Professor David Lambert help his students with their cyanotype prints in the redesigned dark room on Nov. 11.
Located in the basement of Wilson Hall is a special room where students spend several hours working with chemicals under red safety lights to produce prints of their film photography.
On Oct. 22, the Art and Art History Department revealed the new dark room renovations.
“They’re not so much newer capabilities, but more functional,” Lecturer in Art and Photo/Media Lab Manager David Lambert explained. “The dark room is now split into two. One side is film only and one side is print only.”
The rooms are connected by a single black revolving door. In addition to the divided workspace, all of the rusted stainless steel sinks were replaced.
Kailey Johnson, a senior studying photography and cinema studies, has worked in the dark room both before and after renovations. She believes that the dark room has improved tremendously, especially the workflow.
“Previously people would have to maneuver their way around others, creating some dilemmas,” she explained.
However, with the digital age rushing forward at full speed, what is the importance of having traditional printing processes? Why continue to teach students how to work with film in a dark room?
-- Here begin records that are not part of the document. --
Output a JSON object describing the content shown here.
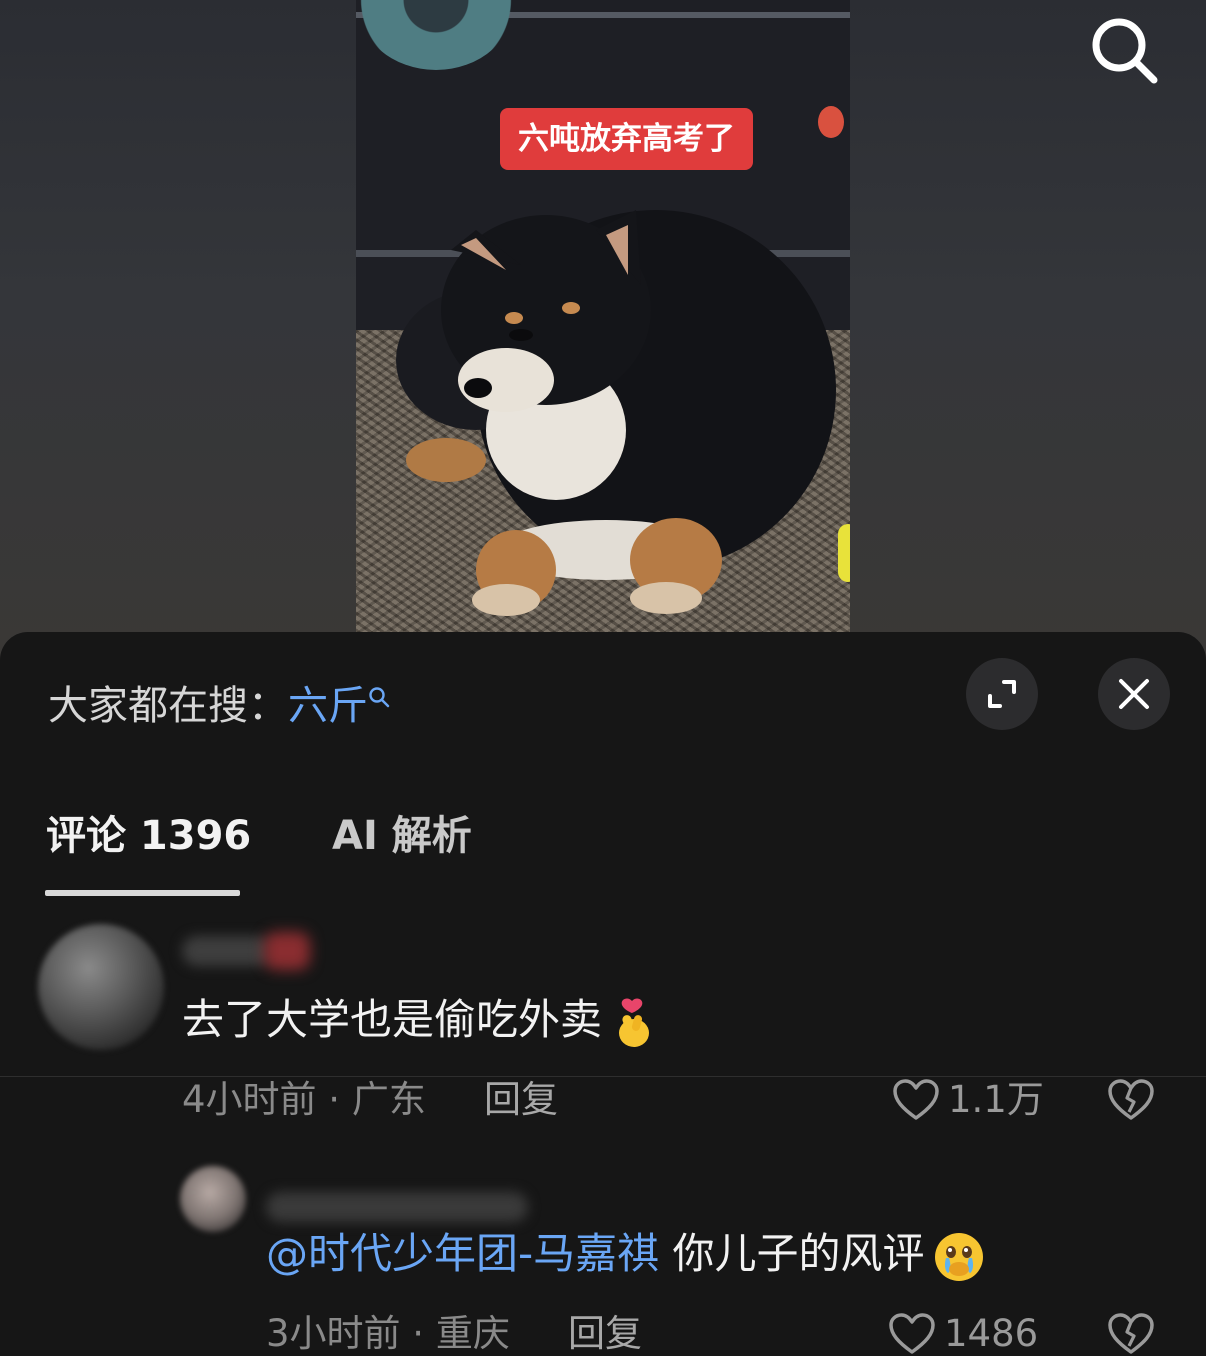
{
  "video": {
    "caption": "六吨放弃高考了"
  },
  "hot_search": {
    "label": "大家都在搜：",
    "term": "六斤"
  },
  "tabs": [
    {
      "label": "评论 1396",
      "active": true
    },
    {
      "label": "AI 解析",
      "active": false
    }
  ],
  "comments": [
    {
      "text": "去了大学也是偷吃外卖",
      "emoji": "finger-heart-emoji",
      "meta": "4小时前 · 广东",
      "reply": "回复",
      "likes": "1.1万"
    },
    {
      "mention": "@时代少年团-马嘉祺",
      "text": " 你儿子的风评",
      "emoji": "crying-face-emoji",
      "meta": "3小时前 · 重庆",
      "reply": "回复",
      "likes": "1486"
    }
  ],
  "icons": {
    "search": "search-icon",
    "expand": "expand-icon",
    "close": "close-icon",
    "like": "heart-outline-icon",
    "dislike": "broken-heart-icon"
  },
  "colors": {
    "link": "#6aa6f5",
    "caption_bg": "#e03c3c",
    "sheet_bg": "#161616"
  }
}
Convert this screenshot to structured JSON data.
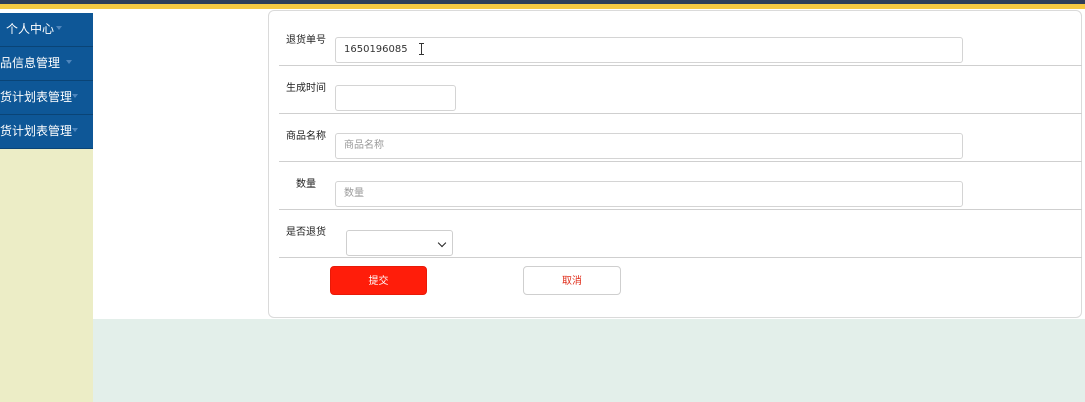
{
  "sidebar": {
    "items": [
      {
        "label": "个人中心"
      },
      {
        "label": "商品信息管理"
      },
      {
        "label": "进货计划表管理"
      },
      {
        "label": "退货计划表管理"
      }
    ]
  },
  "form": {
    "return_no": {
      "label": "退货单号",
      "value": "1650196085"
    },
    "created_time": {
      "label": "生成时间",
      "value": ""
    },
    "product_name": {
      "label": "商品名称",
      "placeholder": "商品名称"
    },
    "quantity": {
      "label": "数量",
      "placeholder": "数量"
    },
    "is_returned": {
      "label": "是否退货",
      "selected": ""
    }
  },
  "buttons": {
    "submit": "提交",
    "cancel": "取消"
  },
  "colors": {
    "sidebar_item": "#0e5797",
    "sidebar_bg": "#ecedc6",
    "top_dark": "#2e3d58",
    "top_gold": "#f5c842",
    "submit": "#ff1d0a",
    "content_bottom": "#e3efea"
  }
}
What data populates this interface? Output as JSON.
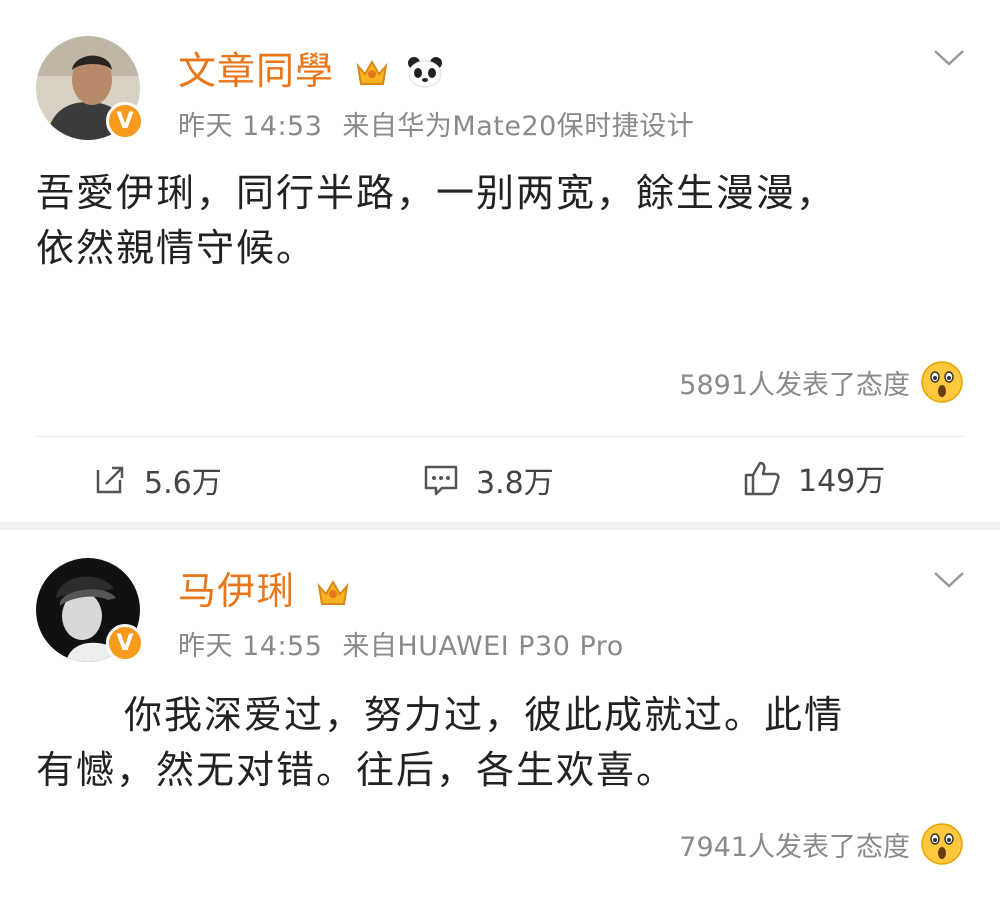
{
  "posts": [
    {
      "username": "文章同學",
      "time": "昨天 14:53",
      "source": "来自华为Mate20保时捷设计",
      "content_lines": [
        "吾愛伊琍，同行半路，一别两宽，餘生漫漫，",
        "依然親情守候。"
      ],
      "reactions": "5891人发表了态度",
      "actions": {
        "repost": "5.6万",
        "comment": "3.8万",
        "like": "149万"
      }
    },
    {
      "username": "马伊琍",
      "time": "昨天 14:55",
      "source": "来自HUAWEI P30 Pro",
      "content_lines": [
        "你我深爱过，努力过，彼此成就过。此情",
        "有憾，然无对错。往后，各生欢喜。"
      ],
      "reactions": "7941人发表了态度"
    }
  ],
  "verified_badge": "V",
  "colors": {
    "username": "#e8761a",
    "meta": "#8a8a8a",
    "badge": "#f79a1e"
  },
  "icons": [
    "crown-icon",
    "panda-icon",
    "chevron-down-icon",
    "surprised-emoji-icon",
    "repost-icon",
    "comment-icon",
    "like-icon"
  ]
}
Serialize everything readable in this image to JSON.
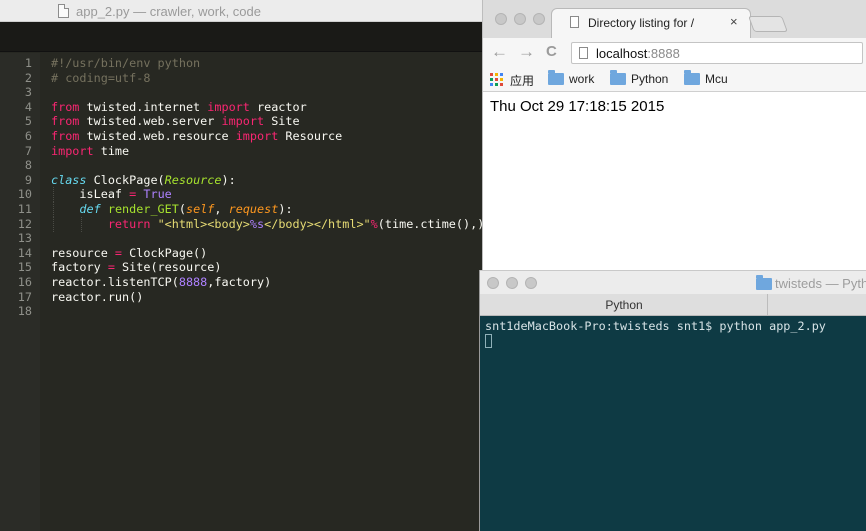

According to Lambert, the advances in technology have sparked a rebirth of older processes.
“The digital age has made what we’re doing today relevant,” Lambert said. “The dark room lays a foundation for digital media. Basic photography principles such as depth of field, levels, and contrast are laid out in the dark room and we can see how that is reiterated in Photoshop. Photoshop played off of original dark room knowledge when developing its functions and features.”
“I own only film cameras,” Johnson said. “I prefer using film photography because digital can’t compete to the truest form of colors or blacks & whites.”
When asked what she thinks the importance of film photography is, Johnson believes that film is the root of photography.
“If Oakland didn’t have a dark room, or didn’t teach film photography, we wouldn’t be able to consider ourselves photographers,” she said. “You have to know the history and experience developing your own artwork before stepping into the digital age.”
In addition to learning the basics, students can utilize the new dark room in addition to digital processes for more advanced photography techniques.
“Now with alternative processes, we can work on the computer and we can print out a negative. In Photoshop students can manipulate a negative and print it out. It’s more accessible because they can jump into more advanced techniques,” Lambert explained.
He firmly believes that working in the dark room is essential for those who are interested in learning photography. It lays a foundation of how to properly work a camera by forcing students to slow down and focus. With film, students are limited to 24 or 36 frames per roll. There is “no luxury of messing up” like there is with digital.
“Patience is something that you learn throughout this process, but once you see the final results you feel so proud of yourself that you created this work of art,” Johnson added.
Students have the chance to experience the new darkroom. Black and white film photography courses are available for both majors and non-majors.